Hetze dient der negativen Darstellung einer Gruppe und deren expliziter wie impliziter Herabsetzung. Ganz egal, ob die gesamte oder ein Teil dieser Gruppe vorgeblich gemeint ist: Sind die erzeugten Bilder einmal verfestigt, dann ist das Image der ganzen Gruppe gezeichnet. Es kann beliebig "instrumentalisiert" und eingesetzt werden. Und bringt viele Leute dazu, die letzten Hemmungen von sich zu legen und zum*r eiskalten Mörder*in zu werden, wie in Christchurch oder Halle. Dort waren keine Einzeltäter* am Werk, da waren Menschen am Werk, deren Morde motiviert sind durch die Ideologie der Nazis und Faschist*innen und die genau wissen, dass Terror ein wesentliches Merkmal faschistischer Systeme ist, mit dem die Bevölkerung zum bedingungslosen Gehorsam gebracht werden soll.
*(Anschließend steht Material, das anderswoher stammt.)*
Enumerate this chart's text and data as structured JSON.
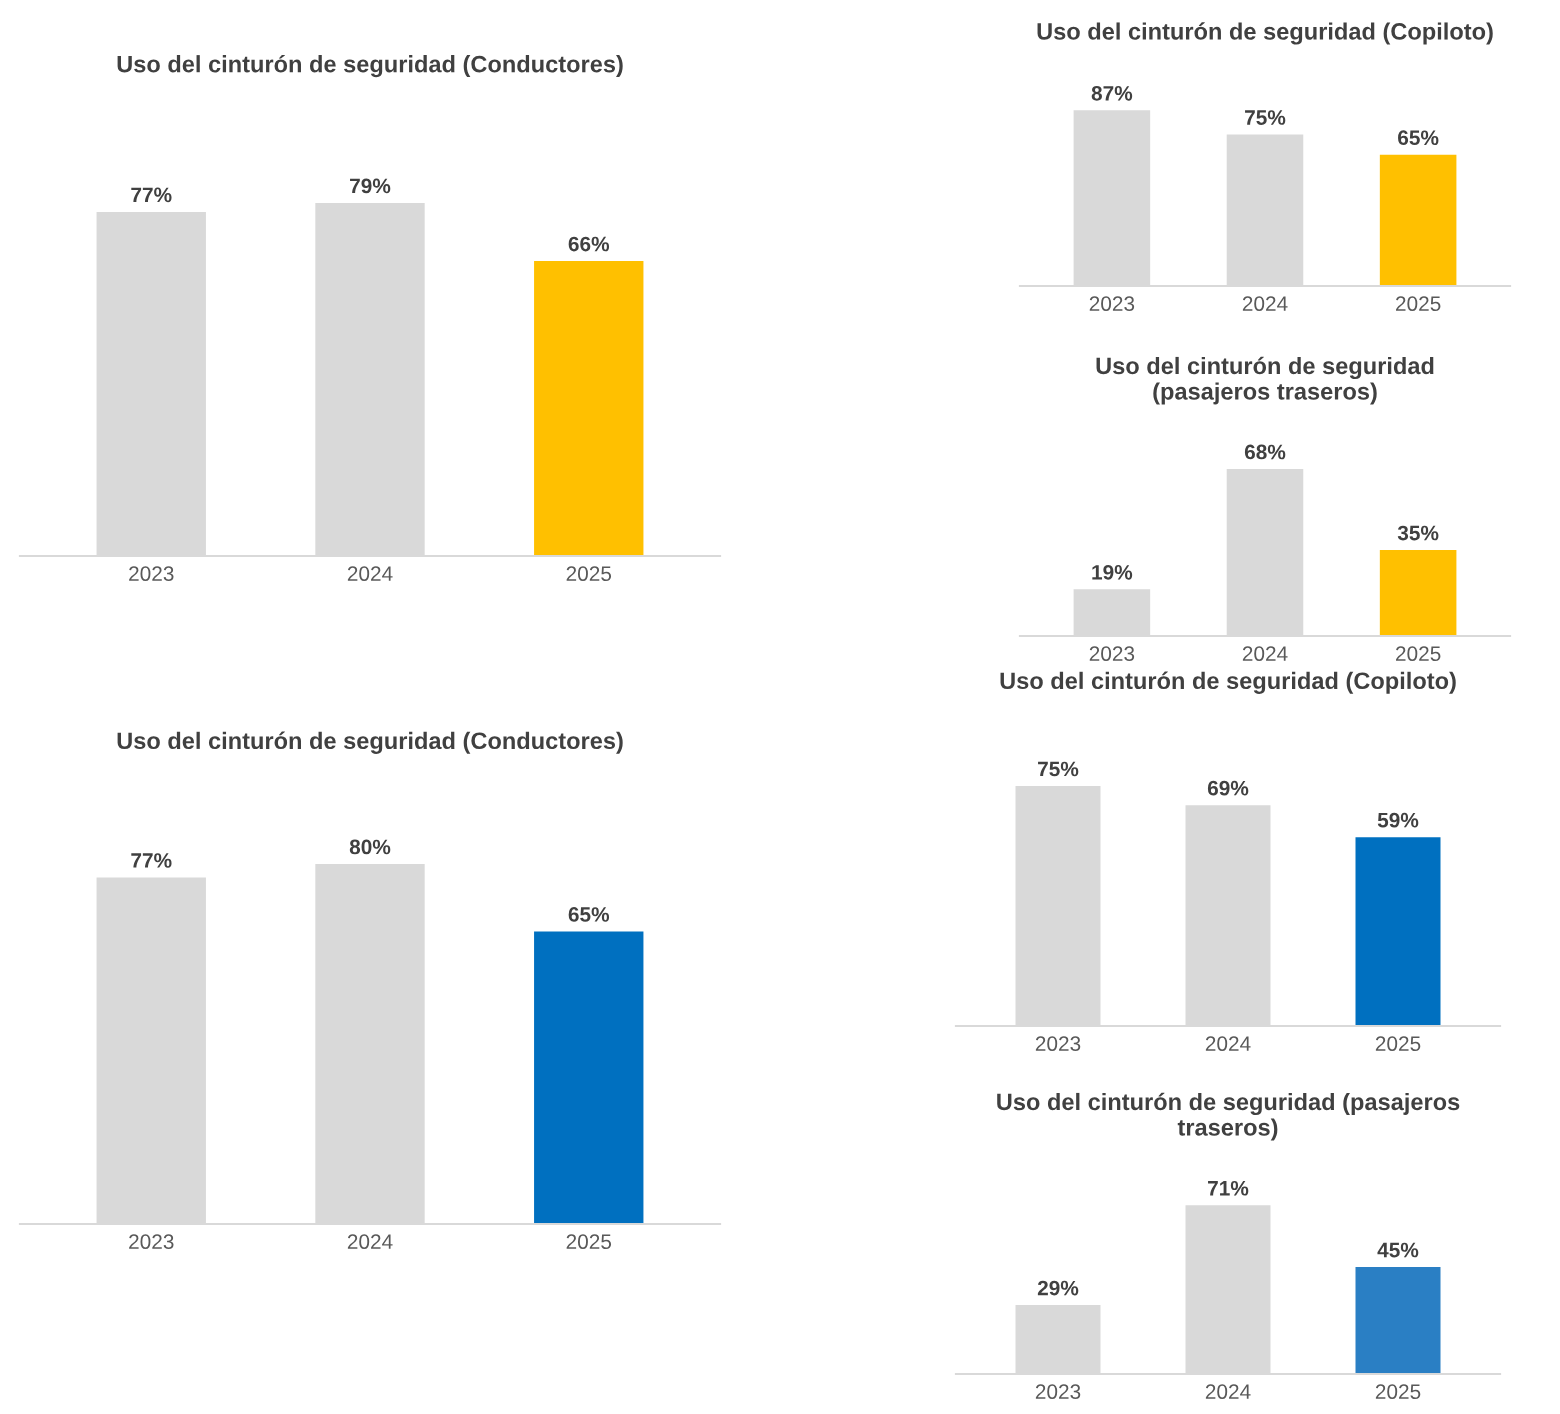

Ist die Trauer um die Toten ernst gemeint, dann sollten sich vor allem die Politiker*innen und Medien bewusst sein, dass sie eine Verantwortung dafür tragen, dass es so weit kommen konnte. Bevor sie Krokodilstränen vergießen, sollten sie besser ihr Handeln verändern - und endlich einen von Hetze befreiten Diskurs ermöglichen. Dies heißt vor allem, darüber nachzudenken, warum Vergleiche mit der Nazi-Vergangenheit manchmal nicht nur angebracht, sondern als mahnende Worte zu verstehen sind - und ernst zu nehmen! Genau daran müssen Politiker*innen gemessen werden: An ihrem Handeln und an ihren Worten - nicht nur, wenn sie sich als "die Guten" inszenieren, sondern wenn sie eine Politik umsetzen, die vielen die Lebensgrundlage raubt und der unzählige Menschen zum Opfer fallen. Nach wie vor sterben Tag für Tag Menschen an den Grenzen Europas, der USA oder der Türkei. Nach wie vor sterben Menschen aufgrund der rassistischen Politik und ihrer Institutionen. Nach wie vor ertrinken Menschen im Mittelmeer. Und jede*r, die*der sich dagegen ausspricht, dass diese Menschen gerettet und in Sicherheit gebracht werden, muss sich Kritik gefallen lassen. Denn: Rassismus tötet!